Lo malo de la ENCARTA es que era traicionera y, cuando menos
te lo esperabas, te colaba un “Véase tal
cosa” en medio del texto. Por eso, uno tenía que intentar deshacerse de las
pruebas del delito del copy-paste antes de imprimir el trabajo, aunque tampoco
había que ser muy cuidadoso porque, como sabías (eso tampoco había cambiado con
los años), tu profesor no iba a leer ese trabajo.
Hoy por hoy, la ENCARTA hace mucho que está demodé, la ha
sustituido la tan idolatrada como traicionera WIKIPEDIA que ejerce la misma
función pero atesora muchísimas más entradas y si te falta alguna la puedes
redactar tú mismo. ¡Todo son ventajas! Claro que, si te quieres poner ya
profesional del todo, puedes pedirle una ayudita al Dios Google, que escupe
entradas como si no hubiera un mañana por extraño que sea lo que le preguntes.

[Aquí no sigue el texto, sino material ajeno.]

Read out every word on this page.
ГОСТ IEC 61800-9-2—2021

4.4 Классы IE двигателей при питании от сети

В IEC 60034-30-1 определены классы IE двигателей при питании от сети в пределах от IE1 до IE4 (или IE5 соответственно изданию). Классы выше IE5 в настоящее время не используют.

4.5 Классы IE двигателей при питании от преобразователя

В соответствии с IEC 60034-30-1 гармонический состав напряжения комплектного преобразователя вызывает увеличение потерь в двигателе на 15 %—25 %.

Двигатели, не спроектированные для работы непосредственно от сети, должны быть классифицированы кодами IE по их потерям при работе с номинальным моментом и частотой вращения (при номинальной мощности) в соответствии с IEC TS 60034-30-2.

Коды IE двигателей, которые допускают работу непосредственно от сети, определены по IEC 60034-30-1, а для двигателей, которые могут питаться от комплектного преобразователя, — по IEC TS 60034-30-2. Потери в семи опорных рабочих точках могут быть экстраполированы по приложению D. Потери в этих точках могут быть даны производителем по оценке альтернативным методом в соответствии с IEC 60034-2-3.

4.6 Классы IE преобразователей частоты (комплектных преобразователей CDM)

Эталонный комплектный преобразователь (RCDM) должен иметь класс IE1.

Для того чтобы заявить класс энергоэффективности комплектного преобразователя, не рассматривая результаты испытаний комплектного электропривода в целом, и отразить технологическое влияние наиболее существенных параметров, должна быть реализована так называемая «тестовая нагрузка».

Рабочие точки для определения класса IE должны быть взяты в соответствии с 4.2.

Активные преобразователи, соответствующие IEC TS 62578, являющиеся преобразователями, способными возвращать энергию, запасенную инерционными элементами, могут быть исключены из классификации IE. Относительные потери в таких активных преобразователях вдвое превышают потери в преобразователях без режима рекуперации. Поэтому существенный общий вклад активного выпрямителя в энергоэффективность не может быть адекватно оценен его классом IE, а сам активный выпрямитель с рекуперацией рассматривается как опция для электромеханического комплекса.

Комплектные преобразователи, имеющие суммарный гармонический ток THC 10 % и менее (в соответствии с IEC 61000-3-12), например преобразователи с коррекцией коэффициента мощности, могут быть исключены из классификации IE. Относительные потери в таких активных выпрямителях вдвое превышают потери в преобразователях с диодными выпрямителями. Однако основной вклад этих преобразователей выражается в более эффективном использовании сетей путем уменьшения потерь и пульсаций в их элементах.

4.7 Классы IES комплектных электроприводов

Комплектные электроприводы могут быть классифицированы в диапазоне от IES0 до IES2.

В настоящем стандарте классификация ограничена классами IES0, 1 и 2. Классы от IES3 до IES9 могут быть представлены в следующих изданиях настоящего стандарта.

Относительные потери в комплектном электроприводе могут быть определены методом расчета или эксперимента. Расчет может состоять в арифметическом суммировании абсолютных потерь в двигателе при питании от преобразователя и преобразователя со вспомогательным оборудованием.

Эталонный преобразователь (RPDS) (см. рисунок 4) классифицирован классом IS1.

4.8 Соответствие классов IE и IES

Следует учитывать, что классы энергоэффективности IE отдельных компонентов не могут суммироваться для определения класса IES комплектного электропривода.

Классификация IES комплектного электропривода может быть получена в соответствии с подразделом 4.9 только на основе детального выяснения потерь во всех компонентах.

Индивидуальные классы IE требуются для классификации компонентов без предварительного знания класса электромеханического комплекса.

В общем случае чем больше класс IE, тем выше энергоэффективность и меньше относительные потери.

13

Lo curioso es que esos trabajos de mierda, porque hay que
llamar a las cosas por su nombre y en base a su utilidad, o de copy-paste, si
me pongo explícita, eran y son trabajos cuyas notas se dan al peso, en función
del número de páginas.
Atesoro muchas anécdotas sobre este tipo de trabajos.
Recuerdo a un profesor de Educación Plástica que mandó la tarea de hacer un
trabajo sobre pintores impresionistas y dio a sus alumnos, disque para darles
idea y ayudarlos, una lista de pintores impresionistas en la que incluyó a
Rembrandt (pintor del siglo XVII) a modo de gazapo, para comprobar si alguien
realmente leía la información que, evidentemente, iba a copiar de alguna
enciclopedia. El resultado a su particular prueba fue muy esclarecedor: todos
sus alumnos incluyeron a Rembrandt en sus trabajos porque estaba en la lista y
en ningún momento, los pocos que notaron que la fecha de vida del pintor no
concordaba con la del movimiento pictórico, se plantearon cuestionarse una
lista dada por un profesor. Eran, éramos, alumnos con nula capacidad crítica.
Ahora vuelvo la vista atrás y no entiendo por qué aún no me
había deshecho de todo ese puñado de trabajos que se escribieron para que nadie nunca los leyera y
de los que no aprendí nada, pero le he puesto remedio a tal despropósito
tirándolos todos a un contenedor de reciclado y salvando, así, algún que otro
árbol.
Ya más en serio, me
pregunto si no había otra forma más ocurrente de hacer que los alumnos se interesaran
por ampliar conocimientos sobre una cuestión.
Los trabajos de copy-paste, entre otros absurdos ejercicios,
como el de vomitar tochos memorizados la tarde antes sobre exámenes que no
demuestran ni tus conocimientos ni tus capacidades, más allá de tu capacidad de
memoria a corto plazo, son los que te catapultan a la Universidad y, puesta a
hacerme preguntas, me pregunto también, quién va a enseñar a los universitarios
que una investigación o, incluso, una simple búsqueda de información, no
consiste en copiar y pegar aunque hayan sido educados con esa idea.